On November 25, 2020, Amazon’s AWS operations in North America were extensively disrupted, impacting wide swaths of businesses and in turn, their customers.
The outage hit AWS clients for a very large part of the day and even into the evening. Ultimately, Amazon reported complete problem resolution early the next morning.
High-profile companies such as Adobe, Twilio, and Roku were affected, along with countless smaller business operations that rely on AWS to keep themselves humming along.
If you had problems signing on to one of your online accounts, or trying to make an online transaction, or noticed a smart device in your home wasn’t functioning properly, then chances are you were directly affected (as I believe I was).
Just imagine a vaguely similar but far larger-scale impact to a manufacturing facility’s sensitive software systems reliant on AWS. Think about the hours or even a full day’s worth of lost productivity and business revenue!
Is this really a big deal?
In the grand scheme of things, IT system-related outages are not unusual at all. They happen all the time, whether public cloud infrastructure, an on-premises data center, or an individual server.
While multi-hour service disruptions are not uncommon with cloud or online services, they’re also not exactly desirable, either. In the IT world, “five nines” or 99.999% reliability is the gold standard. But achieving high availability on that level would mean downtime of no more than 5.5 minutes per year.
“Three nines” or 99.9% is more achievable with up to about 9 hours of allowable downtime. This is probably close to realistic expectations for AWS’s uptime reliability.
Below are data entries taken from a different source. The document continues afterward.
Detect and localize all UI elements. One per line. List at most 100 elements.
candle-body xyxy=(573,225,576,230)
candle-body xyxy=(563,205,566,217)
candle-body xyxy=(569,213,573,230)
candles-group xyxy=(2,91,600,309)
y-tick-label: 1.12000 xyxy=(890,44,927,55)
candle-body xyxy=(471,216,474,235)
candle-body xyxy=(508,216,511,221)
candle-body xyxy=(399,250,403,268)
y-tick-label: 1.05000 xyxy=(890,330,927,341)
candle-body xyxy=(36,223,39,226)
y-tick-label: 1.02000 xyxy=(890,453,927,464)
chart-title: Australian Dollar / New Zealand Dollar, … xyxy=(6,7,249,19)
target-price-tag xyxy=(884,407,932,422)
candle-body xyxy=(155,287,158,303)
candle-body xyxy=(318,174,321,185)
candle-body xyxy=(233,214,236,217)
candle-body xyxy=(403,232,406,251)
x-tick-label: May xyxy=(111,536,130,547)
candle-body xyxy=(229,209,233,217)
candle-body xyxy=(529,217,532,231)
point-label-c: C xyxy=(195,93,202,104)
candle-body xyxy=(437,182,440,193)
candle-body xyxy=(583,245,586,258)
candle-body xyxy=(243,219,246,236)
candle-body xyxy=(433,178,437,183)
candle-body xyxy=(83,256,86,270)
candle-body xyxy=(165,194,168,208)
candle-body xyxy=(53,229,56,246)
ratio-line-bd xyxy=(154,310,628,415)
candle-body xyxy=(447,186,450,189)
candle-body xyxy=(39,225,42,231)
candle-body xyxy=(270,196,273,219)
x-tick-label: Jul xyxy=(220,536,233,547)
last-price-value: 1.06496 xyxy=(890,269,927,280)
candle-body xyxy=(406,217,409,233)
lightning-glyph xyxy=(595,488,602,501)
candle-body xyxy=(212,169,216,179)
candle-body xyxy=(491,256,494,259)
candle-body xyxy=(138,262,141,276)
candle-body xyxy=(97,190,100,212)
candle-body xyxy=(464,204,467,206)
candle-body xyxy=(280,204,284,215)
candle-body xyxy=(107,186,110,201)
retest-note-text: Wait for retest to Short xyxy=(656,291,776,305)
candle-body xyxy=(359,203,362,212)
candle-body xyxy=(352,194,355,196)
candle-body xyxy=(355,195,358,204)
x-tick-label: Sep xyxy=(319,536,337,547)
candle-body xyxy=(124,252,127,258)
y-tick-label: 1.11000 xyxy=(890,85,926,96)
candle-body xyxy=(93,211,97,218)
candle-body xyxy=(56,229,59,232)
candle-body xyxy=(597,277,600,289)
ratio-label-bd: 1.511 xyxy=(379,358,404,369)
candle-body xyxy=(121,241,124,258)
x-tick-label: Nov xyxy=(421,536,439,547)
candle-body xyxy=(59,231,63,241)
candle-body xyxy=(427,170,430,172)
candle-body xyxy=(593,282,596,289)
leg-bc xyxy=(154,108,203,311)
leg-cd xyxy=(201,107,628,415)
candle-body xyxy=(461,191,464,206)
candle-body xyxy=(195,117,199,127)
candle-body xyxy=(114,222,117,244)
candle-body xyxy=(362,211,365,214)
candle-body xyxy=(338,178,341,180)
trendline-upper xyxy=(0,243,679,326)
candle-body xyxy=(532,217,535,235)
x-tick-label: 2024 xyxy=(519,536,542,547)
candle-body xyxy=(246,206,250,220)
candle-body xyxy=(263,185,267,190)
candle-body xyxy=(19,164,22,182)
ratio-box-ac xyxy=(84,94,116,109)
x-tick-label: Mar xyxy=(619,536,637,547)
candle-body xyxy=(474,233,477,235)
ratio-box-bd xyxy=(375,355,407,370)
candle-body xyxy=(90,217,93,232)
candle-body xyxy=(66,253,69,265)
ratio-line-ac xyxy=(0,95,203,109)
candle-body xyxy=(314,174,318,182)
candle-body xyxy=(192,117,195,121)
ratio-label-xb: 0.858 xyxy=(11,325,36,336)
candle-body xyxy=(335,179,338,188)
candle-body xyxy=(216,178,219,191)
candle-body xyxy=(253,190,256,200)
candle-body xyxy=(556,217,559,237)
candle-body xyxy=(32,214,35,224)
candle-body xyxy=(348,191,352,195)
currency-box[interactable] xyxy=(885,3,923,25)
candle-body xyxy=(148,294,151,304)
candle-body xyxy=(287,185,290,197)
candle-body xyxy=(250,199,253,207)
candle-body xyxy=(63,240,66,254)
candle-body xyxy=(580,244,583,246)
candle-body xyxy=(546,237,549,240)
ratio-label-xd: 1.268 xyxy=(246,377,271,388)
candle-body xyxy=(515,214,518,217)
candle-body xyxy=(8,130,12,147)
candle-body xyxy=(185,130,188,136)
There hasn’t been notable disruption to AWS’s reliability or service for about two years. But when it does occur, it always should serve as an important reminder:
AWS, by far the largest cloud computing provider by market share, has the remote but non-zero probability of taking down tens if not hundreds of thousands of clients along with it – including corporations valued at billions of dollars.
Many companies have, or are seriously considering, distributing their operations between multiple cloud providers for redundancy and fail-safe reasons.
Another common approach is to have at least some of the system architecture housed within the on-premises data center.
It’s vital to remember that if your business runs on the public cloud, and something happens to it, your customers don’t care that it was the cloud’s fault – or that it’s beyond your control.
All they think about is the fact that your company screwed them over in some way.